In 2013 three of the eight Industrial Fellowships awarded went to EngD students all of whom are benefitting from increased funding for their projects, thus enabling more in-depth research to be carried out (2013 case studies).

Candidates from SMEs are particularly encouraged, as the Fellowships pay a substantial proportion of the costs involved; university fees are paid, there is an enhanced stipend for EngD candidates, and £3,500 per annum for travelling expenses. In addition, a £10,000 grant to the university department is paid on completion.

One EngD research engineer said:

"Being an 1851 industrial fellow has contributed a great deal to my EngD studies. Not only has the generous funding allowed for work on the project which otherwise couldn't have been completed, it has allowed for greater travel between my industrial sponsors and the university, which has strengthened the collaborative relationship."
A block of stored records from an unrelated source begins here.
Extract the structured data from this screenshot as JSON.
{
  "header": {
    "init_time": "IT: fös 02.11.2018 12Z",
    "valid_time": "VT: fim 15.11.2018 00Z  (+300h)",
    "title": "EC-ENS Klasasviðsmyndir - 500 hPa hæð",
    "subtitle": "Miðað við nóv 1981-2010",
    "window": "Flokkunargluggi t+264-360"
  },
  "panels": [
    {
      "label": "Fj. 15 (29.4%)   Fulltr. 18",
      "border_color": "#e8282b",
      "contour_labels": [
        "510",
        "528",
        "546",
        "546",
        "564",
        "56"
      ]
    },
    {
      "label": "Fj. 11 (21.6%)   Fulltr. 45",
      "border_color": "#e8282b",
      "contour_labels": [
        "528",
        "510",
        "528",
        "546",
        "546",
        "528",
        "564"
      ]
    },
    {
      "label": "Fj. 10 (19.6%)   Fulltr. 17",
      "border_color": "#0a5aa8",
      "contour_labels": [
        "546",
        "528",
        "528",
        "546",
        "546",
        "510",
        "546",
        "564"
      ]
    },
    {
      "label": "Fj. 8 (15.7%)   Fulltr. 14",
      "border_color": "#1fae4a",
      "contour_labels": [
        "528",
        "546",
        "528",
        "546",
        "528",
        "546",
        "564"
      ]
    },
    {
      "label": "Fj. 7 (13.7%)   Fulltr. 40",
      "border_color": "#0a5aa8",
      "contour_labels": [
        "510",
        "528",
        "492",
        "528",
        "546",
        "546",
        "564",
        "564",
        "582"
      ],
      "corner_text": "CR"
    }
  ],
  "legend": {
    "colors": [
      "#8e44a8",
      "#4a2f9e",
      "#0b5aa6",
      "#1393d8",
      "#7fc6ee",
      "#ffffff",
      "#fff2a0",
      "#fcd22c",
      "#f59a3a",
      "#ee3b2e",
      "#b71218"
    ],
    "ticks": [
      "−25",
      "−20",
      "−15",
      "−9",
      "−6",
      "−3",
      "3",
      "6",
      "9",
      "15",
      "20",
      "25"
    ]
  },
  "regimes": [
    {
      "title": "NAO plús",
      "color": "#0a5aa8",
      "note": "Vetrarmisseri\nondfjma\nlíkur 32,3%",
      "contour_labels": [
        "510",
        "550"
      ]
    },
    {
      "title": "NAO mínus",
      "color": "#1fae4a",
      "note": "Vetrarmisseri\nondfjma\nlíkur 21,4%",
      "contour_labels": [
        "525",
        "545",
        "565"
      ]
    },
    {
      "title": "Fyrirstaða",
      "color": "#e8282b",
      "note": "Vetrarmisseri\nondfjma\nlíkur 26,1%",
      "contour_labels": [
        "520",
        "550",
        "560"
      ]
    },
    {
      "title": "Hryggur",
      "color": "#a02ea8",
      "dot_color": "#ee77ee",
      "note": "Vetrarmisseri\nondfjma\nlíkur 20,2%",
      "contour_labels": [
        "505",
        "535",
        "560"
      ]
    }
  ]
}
Further information is available on the 1851 Royal Commission website. Applications need to be submitted by Thursday 23 January 2014.

- Ends -

Editor's notes

The Royal Commission for the Exhibition of 1851 was established in 1850 by Queen Victoria to organise the hugely successful Great Exhibition in South Kensington, London, in 1851. Sufficient funds remained for the Royal Commission to set up, in 1891, an educational trust to perpetuate its aims. In spite of generous funding of many worthy enterprises right from the outset, these slender resources have been carefully husbanded over the years. Today, with capital assets of over £60m, annual charitable disbursement approaches £2m.

Giving fellowships and grants to pure research in science and engineering, applied research in industry, industrial design and other projects, the Commission supports the development of science and technology, and its profitable exploitation by British industry.